About the Suffolk Care Collaborative

The Suffolk Care Collaborative (SCC) is the Performing Provider System (PPS) for Suffolk County under the Delivery System Reform Incentive Payment (DSRIP) program. The SCC has resulted from the recent partnership of thousands of healthcare delivery partners across Suffolk County, NY.

The goal of SCC is to meet the requirements of the Triple Aim Initiative – improving the patient experience of care, improving the health of populations and reducing the per capita cost of healthcare.

Our goal will be met by successfully implementing the New York State initiative called DSRIP focusing on system transformation projects, clinical improvement projects and population health projects over a five-year period.
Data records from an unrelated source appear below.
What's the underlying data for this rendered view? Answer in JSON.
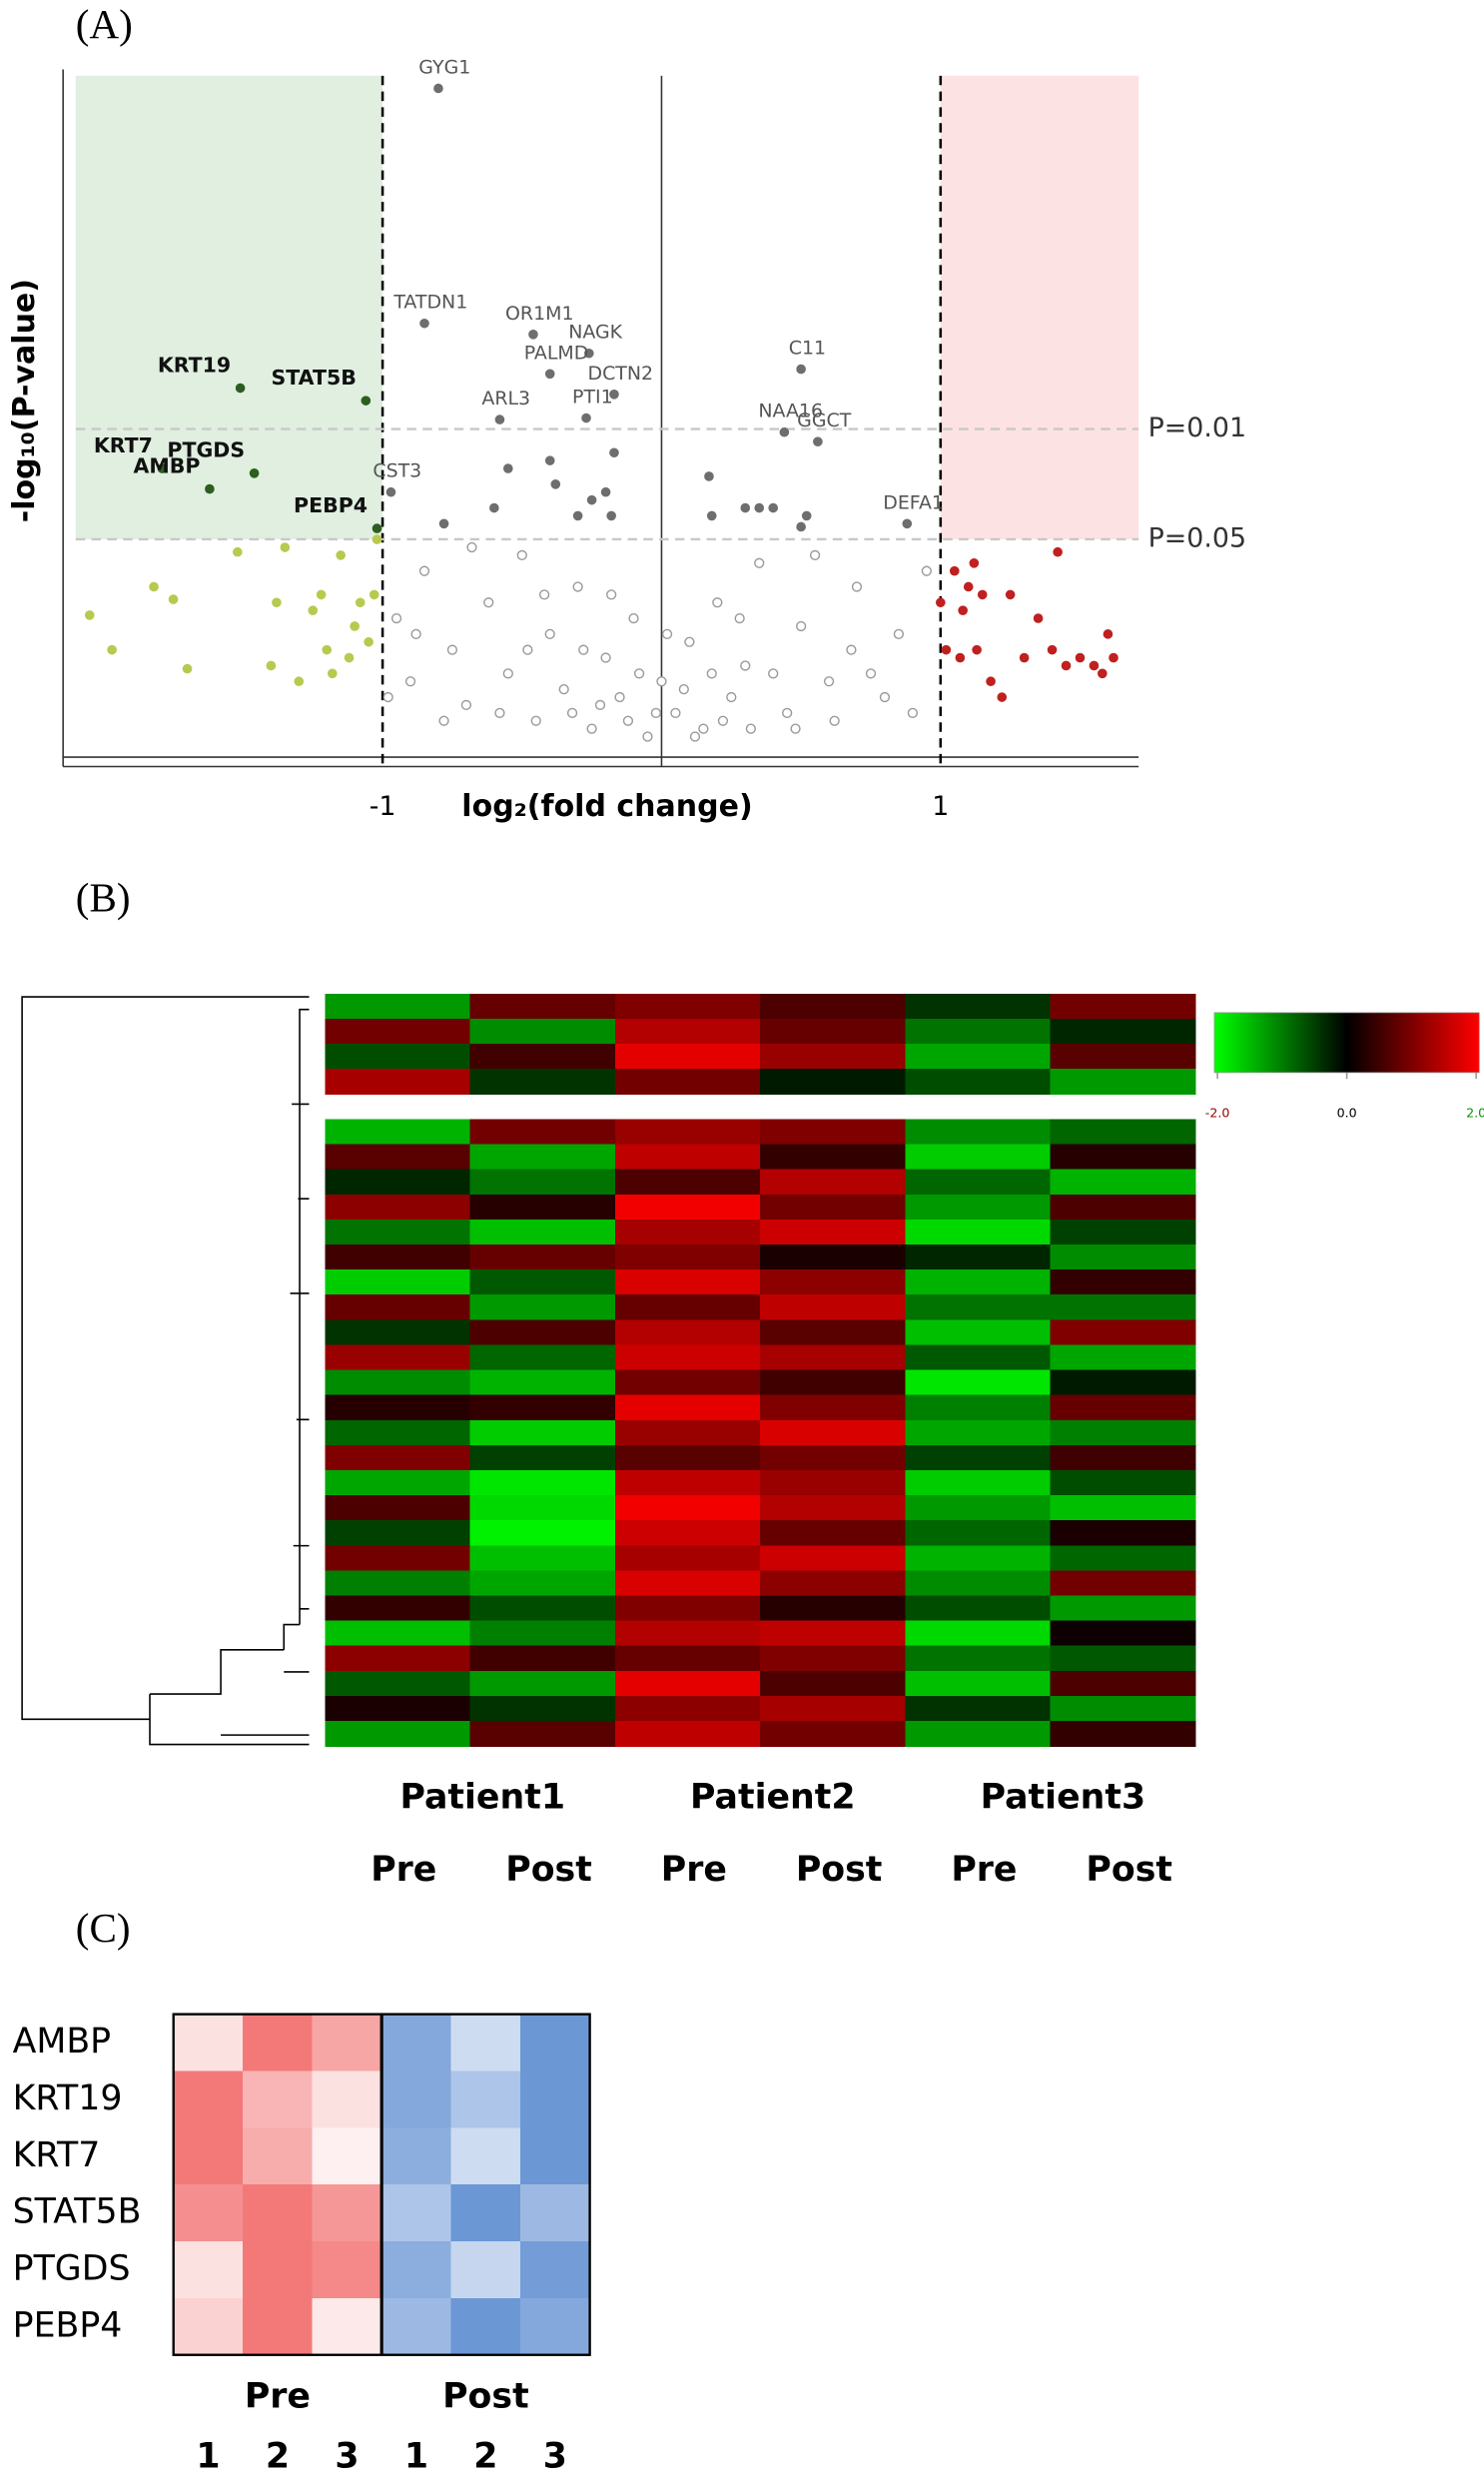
{
  "chart_data": [
    {
      "type": "scatter",
      "panel_label": "(A)",
      "x_label": "log₂(fold change)",
      "y_label": "-log₁₀(P-value)",
      "xlim": [
        -2.1,
        1.71
      ],
      "ylim": [
        -0.08,
        4.24
      ],
      "xticks": [
        -1,
        1
      ],
      "hlines": [
        {
          "value": 2,
          "label": "P=0.01"
        },
        {
          "value": 1.301,
          "label": "P=0.05"
        }
      ],
      "shade_colors": [
        "#e0efe0",
        "#fde2e4"
      ],
      "series": [
        {
          "color": "#9a9a9a",
          "filled": false,
          "x": [
            -0.95,
            -0.9,
            -0.85,
            -0.75,
            -0.7,
            -0.62,
            -0.55,
            -0.5,
            -0.45,
            -0.4,
            -0.35,
            -0.3,
            -0.25,
            -0.2,
            -0.15,
            -0.1,
            -0.05,
            0,
            0.05,
            0.1,
            0.15,
            0.2,
            0.25,
            0.3,
            0.35,
            0.45,
            0.5,
            0.6,
            0.7,
            0.8,
            -0.98,
            -0.88,
            -0.78,
            -0.68,
            -0.58,
            -0.48,
            -0.42,
            -0.32,
            -0.28,
            -0.22,
            -0.18,
            -0.12,
            -0.08,
            -0.02,
            0.02,
            0.08,
            0.12,
            0.18,
            0.22,
            0.28,
            0.32,
            0.4,
            0.48,
            0.55,
            0.62,
            0.68,
            0.75,
            0.85,
            0.9,
            0.95
          ],
          "values": [
            0.8,
            0.4,
            1.1,
            0.6,
            0.25,
            0.9,
            0.45,
            1.2,
            0.15,
            0.7,
            0.35,
            1.0,
            0.1,
            0.55,
            0.3,
            0.8,
            0.05,
            0.4,
            0.2,
            0.65,
            0.1,
            0.9,
            0.3,
            0.5,
            1.15,
            0.2,
            0.75,
            0.4,
            1.0,
            0.3,
            0.3,
            0.7,
            0.15,
            1.25,
            0.2,
            0.6,
            0.95,
            0.2,
            0.6,
            0.25,
            0.95,
            0.15,
            0.45,
            0.2,
            0.7,
            0.35,
            0.05,
            0.45,
            0.15,
            0.8,
            0.1,
            0.45,
            0.1,
            1.2,
            0.15,
            0.6,
            0.45,
            0.7,
            0.2,
            1.1
          ]
        },
        {
          "color": "#6e6e6e",
          "filled": true,
          "x": [
            -0.78,
            -0.6,
            -0.55,
            -0.4,
            -0.38,
            -0.3,
            -0.25,
            -0.18,
            -0.17,
            -0.2,
            0.17,
            0.18,
            0.3,
            0.35,
            0.4,
            0.52,
            0.5
          ],
          "values": [
            1.4,
            1.5,
            1.75,
            1.8,
            1.65,
            1.45,
            1.55,
            1.45,
            1.85,
            1.6,
            1.7,
            1.45,
            1.5,
            1.5,
            1.5,
            1.45,
            1.38
          ]
        },
        {
          "color": "#6e6e6e",
          "filled": true,
          "label_color": "#555555",
          "label_weight": "normal",
          "x": [
            -0.8,
            -0.85,
            -0.46,
            -0.26,
            -0.4,
            -0.17,
            -0.58,
            -0.27,
            0.5,
            0.44,
            0.56,
            0.88,
            -0.97
          ],
          "values": [
            4.16,
            2.67,
            2.6,
            2.48,
            2.35,
            2.22,
            2.06,
            2.07,
            2.38,
            1.98,
            1.92,
            1.4,
            1.6
          ],
          "labels": [
            "GYG1",
            "TATDN1",
            "OR1M1",
            "NAGK",
            "PALMD",
            "DCTN2",
            "ARL3",
            "PTI1",
            "C11",
            "NAA16",
            "GGCT",
            "DEFA1",
            "CST3"
          ]
        },
        {
          "color": "#b8c94e",
          "filled": true,
          "x": [
            -2.05,
            -1.82,
            -1.75,
            -1.7,
            -1.52,
            -1.35,
            -1.38,
            -1.4,
            -1.25,
            -1.22,
            -1.2,
            -1.18,
            -1.15,
            -1.12,
            -1.1,
            -1.08,
            -1.05,
            -1.03,
            -1.02,
            -1.3,
            -1.97
          ],
          "values": [
            0.82,
            1.0,
            0.92,
            0.48,
            1.22,
            1.25,
            0.9,
            0.5,
            0.85,
            0.95,
            0.6,
            0.45,
            1.2,
            0.55,
            0.75,
            0.9,
            0.65,
            0.95,
            1.3,
            0.4,
            0.6
          ]
        },
        {
          "color": "#2d5e1e",
          "filled": true,
          "label_color": "#111111",
          "label_weight": "bold",
          "x": [
            -1.51,
            -1.06,
            -1.79,
            -1.46,
            -1.62,
            -1.02
          ],
          "values": [
            2.26,
            2.18,
            1.75,
            1.72,
            1.62,
            1.37
          ],
          "labels": [
            "KRT19",
            "STAT5B",
            "KRT7",
            "PTGDS",
            "AMBP",
            "PEBP4"
          ]
        },
        {
          "color": "#c0201f",
          "filled": true,
          "x": [
            1.0,
            1.02,
            1.05,
            1.07,
            1.08,
            1.1,
            1.12,
            1.13,
            1.15,
            1.22,
            1.3,
            1.35,
            1.4,
            1.45,
            1.5,
            1.55,
            1.58,
            1.6,
            1.62,
            1.25,
            1.42,
            1.18
          ],
          "values": [
            0.9,
            0.6,
            1.1,
            0.55,
            0.85,
            1.0,
            1.15,
            0.6,
            0.95,
            0.3,
            0.55,
            0.8,
            0.6,
            0.5,
            0.55,
            0.5,
            0.45,
            0.7,
            0.55,
            0.95,
            1.22,
            0.4
          ]
        }
      ]
    },
    {
      "type": "heatmap",
      "panel_label": "(B)",
      "groups": [
        "Patient1",
        "Patient2",
        "Patient3"
      ],
      "columns": [
        "Pre",
        "Post",
        "Pre",
        "Post",
        "Pre",
        "Post"
      ],
      "colors": [
        "#00ff00",
        "#000000",
        "#ff0000"
      ],
      "zlim": [
        -2,
        2
      ],
      "colorbar_ticks": [
        {
          "value": -2,
          "label": "-2.0"
        },
        {
          "value": 0,
          "label": "0.0"
        },
        {
          "value": 2,
          "label": "2.0"
        }
      ],
      "values": [
        [
          -1.2,
          0.8,
          1.0,
          0.6,
          -0.4,
          0.9
        ],
        [
          0.9,
          -1.1,
          1.4,
          0.8,
          -0.9,
          -0.3
        ],
        [
          -0.6,
          0.5,
          1.8,
          1.2,
          -1.3,
          0.7
        ],
        [
          1.3,
          -0.4,
          0.9,
          -0.2,
          -0.6,
          -1.2
        ],
        [
          null,
          null,
          null,
          null,
          null,
          null
        ],
        [
          -1.4,
          0.9,
          1.2,
          1.0,
          -1.1,
          -0.8
        ],
        [
          0.7,
          -1.3,
          1.5,
          0.4,
          -1.6,
          0.3
        ],
        [
          -0.3,
          -0.9,
          0.6,
          1.4,
          -0.8,
          -1.4
        ],
        [
          1.1,
          0.3,
          1.9,
          0.9,
          -1.2,
          0.6
        ],
        [
          -0.9,
          -1.5,
          1.3,
          1.6,
          -1.7,
          -0.5
        ],
        [
          0.5,
          0.8,
          1.0,
          0.2,
          -0.3,
          -1.1
        ],
        [
          -1.6,
          -0.7,
          1.7,
          1.1,
          -1.4,
          0.4
        ],
        [
          0.8,
          -1.2,
          0.8,
          1.5,
          -0.9,
          -0.9
        ],
        [
          -0.4,
          0.6,
          1.4,
          0.7,
          -1.5,
          1.0
        ],
        [
          1.2,
          -0.8,
          1.6,
          1.3,
          -0.7,
          -1.3
        ],
        [
          -1.1,
          -1.4,
          0.9,
          0.5,
          -1.8,
          -0.2
        ],
        [
          0.3,
          0.4,
          1.8,
          1.0,
          -1.0,
          0.8
        ],
        [
          -0.8,
          -1.6,
          1.2,
          1.7,
          -1.3,
          -1.0
        ],
        [
          1.0,
          -0.5,
          0.7,
          0.9,
          -0.5,
          0.5
        ],
        [
          -1.3,
          -1.8,
          1.5,
          1.2,
          -1.6,
          -0.6
        ],
        [
          0.6,
          -1.7,
          1.9,
          1.4,
          -1.2,
          -1.5
        ],
        [
          -0.5,
          -1.9,
          1.6,
          0.8,
          -0.8,
          0.2
        ],
        [
          0.9,
          -1.5,
          1.3,
          1.6,
          -1.4,
          -0.8
        ],
        [
          -1.0,
          -1.3,
          1.7,
          1.1,
          -1.1,
          0.9
        ],
        [
          0.4,
          -0.6,
          1.0,
          0.3,
          -0.6,
          -1.2
        ],
        [
          -1.5,
          -1.0,
          1.4,
          1.5,
          -1.7,
          0.1
        ],
        [
          1.1,
          0.5,
          0.8,
          1.0,
          -0.9,
          -0.7
        ],
        [
          -0.7,
          -1.2,
          1.8,
          0.6,
          -1.5,
          0.6
        ],
        [
          0.2,
          -0.4,
          1.1,
          1.3,
          -0.4,
          -1.1
        ],
        [
          -1.2,
          0.7,
          1.5,
          0.9,
          -1.2,
          0.4
        ]
      ]
    },
    {
      "type": "heatmap",
      "panel_label": "(C)",
      "rows": [
        "AMBP",
        "KRT19",
        "KRT7",
        "STAT5B",
        "PTGDS",
        "PEBP4"
      ],
      "groups": [
        "Pre",
        "Post"
      ],
      "columns": [
        "1",
        "2",
        "3",
        "1",
        "2",
        "3"
      ],
      "colors": [
        "#5b8bd0",
        "#ffffff",
        "#f26a6a"
      ],
      "zlim": [
        -2,
        2
      ],
      "values": [
        [
          0.4,
          1.8,
          1.2,
          -1.5,
          -0.6,
          -1.8
        ],
        [
          1.8,
          1.0,
          0.4,
          -1.5,
          -1.0,
          -1.8
        ],
        [
          1.8,
          1.1,
          0.2,
          -1.4,
          -0.6,
          -1.8
        ],
        [
          1.5,
          1.8,
          1.4,
          -1.0,
          -1.8,
          -1.2
        ],
        [
          0.4,
          1.8,
          1.6,
          -1.4,
          -0.7,
          -1.7
        ],
        [
          0.6,
          1.8,
          0.3,
          -1.2,
          -1.8,
          -1.5
        ]
      ]
    }
  ]
}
Office of Population Health at Stony Brook Medicine

Our Vision
As the healthcare landscape changes, access to appropriate levels of care, patient clinical needs, payment methodologies and care delivery models have increased in complexity. The vision for The Office of Population Health (OPH) at Stony Brook Medicine is to improve county-wide health by addressing a wide range of challenges to health, to focus on building strategy and programs that will identify and stratify the risk in our population, and to improve clinical outcomes and financial results.

Our Mission
Based on a continuing community needs assessment, the OPH will support the SCC by designing programs and a care management infrastructure with its partners in order to align system transformation, clinical management and population health.

Care Management
The role of the OPH addresses a broad definition of population health, one that focuses not only on the high-risk patients responsible for the majority of healthcare costs, but also on prevention and care of the chronic needs of all patients. The OPH will provide a way for outpatient care management to examine our population health vision. Since there are not enough providers to manage every patient continuously, our plan requires automation and predictive modeling through biomedical informatics to support providers through a care management infrastructure.

Under the guidance of the OPH, the care management program will identify, navigate, and support patient populations by supplementing the role of our provider partners to manage patient populations more effectively and efficiently, drive better outcomes, and decrease overall cost, as demanded by value-based reimbursement.

Our Objectives

  • To organize a multi-disciplinary authoritative body to lead development of service interventions, protocols and programs that address significant community and population health problems.
  • To train and support a care management infrastructure with an evidence-based approach to public health interventions, health services, and health policy.
  • To educate and engage our providers in community and population health sciences.
  • To eliminate health disparities and improve measurable health outcomes through sustained community and organizational partnerships.